Старосельские сказы - страница 2
Так и грезил Данилка думой несбыточной до сего дня, пока Любава на людском сходе не вступилась за него пред отцом. Тут уж душа с ног на голову! Авось и глянется он Любаве? Чего в жизни не бывает. Залетела в голову шальная мысль, не изгонишь.
Всю ночь маялся Данилка, глаз сомкнуть не мог. Лишь задремлет, то Любава грезится, то волки с телятами. Вот снится ему: волк подкараулил теленка и тащит в лес. Данилка спохватился, кинулся следом. Несется, ног не зная. Вот уже нагнал. Как вдруг зверь сам остановился, повернул к нему свою морду. Глядит Данилка, а теленок уж задушенный лежит. А тут, откуда ни возьмись, вместо волка Любава стоит. Смотрит своими глазищами, а в лице укор. Так и говорит ему: «Эх, ты! Я-то понадеялась, пред батюшкой за тебя вступилась, а ты опять теленка не доглядел! Не пойду за тебя, башка соломой крытая, уже и с Лешим сговориться не можешь!».
Проснулся Данилка, под рубахой холодный пот. Последние слова Любавы так и бьются в голове.
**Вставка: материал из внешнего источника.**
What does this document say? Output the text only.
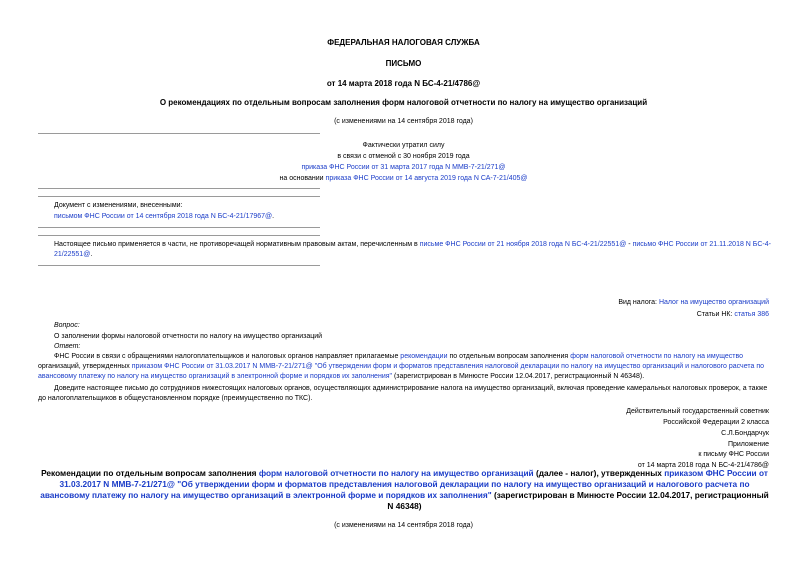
ФЕДЕРАЛЬНАЯ НАЛОГОВАЯ СЛУЖБА
ПИСЬМО
от 14 марта 2018 года N БС-4-21/4786@
О рекомендациях по отдельным вопросам заполнения форм налоговой отчетности по налогу на имущество организаций
(с изменениями на 14 сентября 2018 года)
Фактически утратил силу
в связи с отменой с 30 ноября 2019 года
приказа ФНС России от 31 марта 2017 года N ММВ-7-21/271@
на основании приказа ФНС России от 14 августа 2019 года N СА-7-21/405@
Документ с изменениями, внесенными:
письмом ФНС России от 14 сентября 2018 года N БС-4-21/17967@.
Настоящее письмо применяется в части, не противоречащей нормативным правовым актам, перечисленным в письме ФНС России от 21 ноября 2018 года N БС-4-21/22551@ - письмо ФНС России от 21.11.2018 N БС-4-21/22551@.
Вид налога: Налог на имущество организаций
Статьи НК: статья 386
Вопрос:
О заполнении формы налоговой отчетности по налогу на имущество организаций
Ответ:
ФНС России в связи с обращениями налогоплательщиков и налоговых органов направляет прилагаемые рекомендации по отдельным вопросам заполнения форм налоговой отчетности по налогу на имущество организаций, утвержденных приказом ФНС России от 31.03.2017 N ММВ-7-21/271@ "Об утверждении форм и форматов представления налоговой декларации по налогу на имущество организаций и налогового расчета по авансовому платежу по налогу на имущество организаций в электронной форме и порядков их заполнения" (зарегистрирован в Минюсте России 12.04.2017, регистрационный N 46348).
Доведите настоящее письмо до сотрудников нижестоящих налоговых органов, осуществляющих администрирование налога на имущество организаций, включая проведение камеральных налоговых проверок, а также до налогоплательщиков в общеустановленном порядке (преимущественно по ТКС).
Действительный государственный советник
Российской Федерации 2 класса
С.Л.Бондарчук
Приложение
к письму ФНС России
от 14 марта 2018 года N БС-4-21/4786@
Рекомендации по отдельным вопросам заполнения форм налоговой отчетности по налогу на имущество организаций (далее - налог), утвержденных приказом ФНС России от 31.03.2017 N ММВ-7-21/271@ "Об утверждении форм и форматов представления налоговой декларации по налогу на имущество организаций и налогового расчета по авансовому платежу по налогу на имущество организаций в электронной форме и порядков их заполнения" (зарегистрирован в Минюсте России 12.04.2017, регистрационный N 46348)
(с изменениями на 14 сентября 2018 года)
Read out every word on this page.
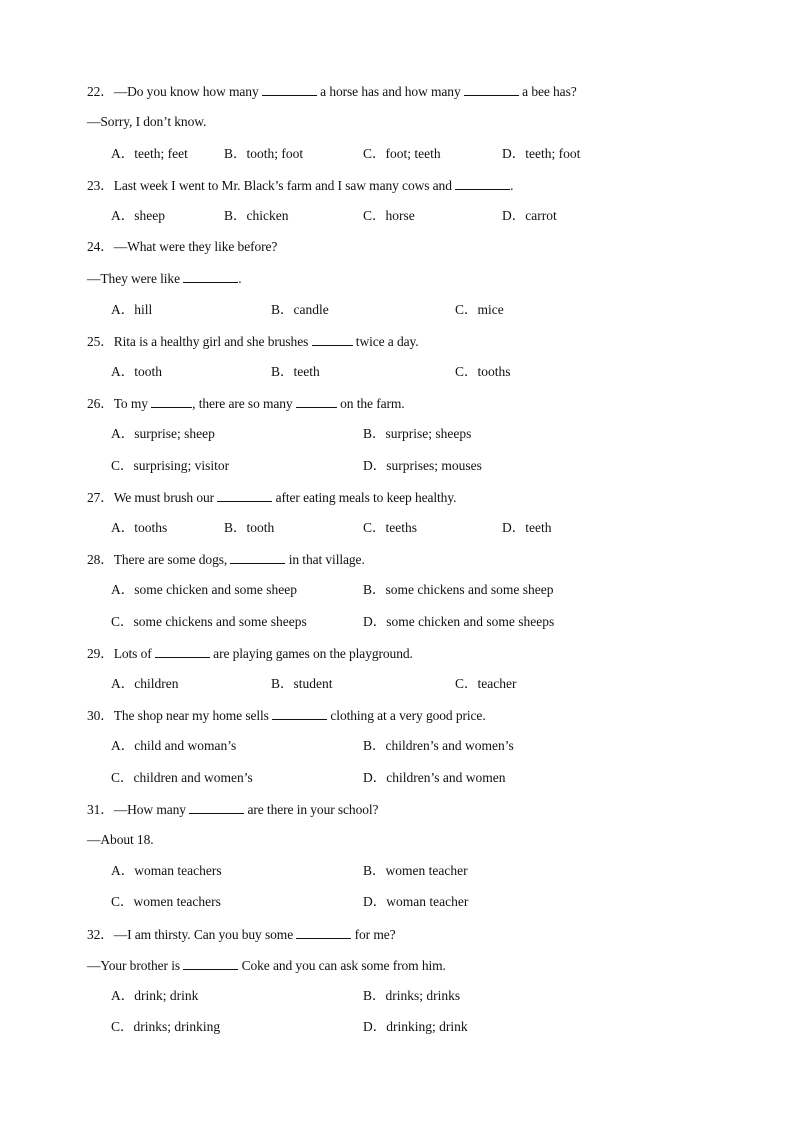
22．—Do you know how many	a horse has and how many	a bee has?
—Sorry, I don’t know.
A．teeth; feet	B．tooth; foot	C．foot; teeth	D．teeth; foot
23．Last week I went to Mr. Black’s farm and I saw many cows and	.
A．sheep	B．chicken	C．horse	D．carrot
24．—What were they like before?
—They were like	.
A．hill	B．candle	C．mice
25．Rita is a healthy girl and she brushes	twice a day.
A．tooth	B．teeth	C．tooths
26．To my	, there are so many	on the farm.
A．surprise; sheep	B．surprise; sheeps
C．surprising; visitor	D．surprises; mouses
27．We must brush our	after eating meals to keep healthy.
A．tooths	B．tooth	C．teeths	D．teeth
28．There are some dogs,	in that village.
A．some chicken and some sheep	B．some chickens and some sheep
C．some chickens and some sheeps	D．some chicken and some sheeps
29．Lots of	are playing games on the playground.
A．children	B．student	C．teacher
30．The shop near my home sells	clothing at a very good price.
A．child and woman’s	B．children’s and women’s
C．children and women’s	D．children’s and women
31．—How many	are there in your school?
—About 18.
A．woman teachers	B．women teacher
C．women teachers	D．woman teacher
32．—I am thirsty. Can you buy some	for me?
—Your brother is	Coke and you can ask some from him.
A．drink; drink	B．drinks; drinks
C．drinks; drinking	D．drinking; drink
Вышел из избы. Во дворах еще петухи не проснулись. Зачерпнул из колодца студеной воды. Окатился с макушки до пят, чтоб скорее сон согнать. И лишь теперь сообразил, что слова эти еще на сходе слыхал. И вовсе они не Любавы Баклушиной, а Емельяна. То ли всерьез дядька сказывал, то ли так, в сердцах бросил… Да только запали они в Данилкину душу. Так и пришла мысль сама собой: А верно, с Лешим что ли, сговориться?
Прежде-то во все эти истории с лесными, да домашними духами Данилка не шибко верил. Вот бабка Акулина о них много сказывала. Каждый вечер оставляла для домового миску с молоком. Проснется утром – миска пустая. Бабка крестится, а Данилка про себя посмеивался. Здесь и без домового на молоко охотники найдутся, кот под лавкой ночи напролет мышей караулит, неужто миску с молоком проглядит?
–4-
Весь день Данилка думу думал. Даже скот за деревню не погнал. Вывел к реке на поляну. Полянка тесная, земля близ речки пустая – песок да камни. Коровы мычат – худо им без травки. Зато от леса далеко, а значит и от волков. Для Данилки это важнее. Не может он пред Любавой осрамиться.
Вечером разогнал скот по дворам – и к бабке Акулине. Мать Егора совсем стара. Только и может, что по избе ноги передвигать. А уж дров принести или воды – труд непосильный. Вот Данилка и наведывался к ней каждый день.
Данилка Акулине хоть и не родной внук, зато единственный. Старуха его нежила, как могла, щами да булками сдобными. Данилка и сам рад у бабки бывать. В холостяцкой избе одни сухари.
Вот перекрестила Акулина миску с супом, поставила перед Данилкой:
– Ешь внучек.
Данилка усмехнулся.
–– От кого харчи крестишь? – сам-то конечно знал, но надобно было разговор завести, да так, чтобы бабка не смекнула, что он нарочно спрашивает.
– Хм…от кого? Мало что ль у православного человека врагов. Крест на изгнание всякого супостата дан, вот и крестись. И как ложку берешь, и как коров в лес ведешь – крестись. Глядишь, волки и перестанут скотину из стада таскать.
– Кабы так, я б давно всех коров перекрестил. – вновь усмехнулся Данилка. – Может от того их Леший и не бережет, что они не крещеные?– Сказал вроде в шутку, а сам слушает, что бабка ответит.
– Начто ему твои коровы? – только зевнула старуха.
– А раньше, я слыхал, пастухи нарочно с Лешим в сговор вступали, чтобы он их стадо берег, – не отступал Данилка.
– Раньше бывало. Иные так могли лесного хозяина ублажить, что он не только за стадом глядел, но и пас заместо пастуха. – оживилась старушка.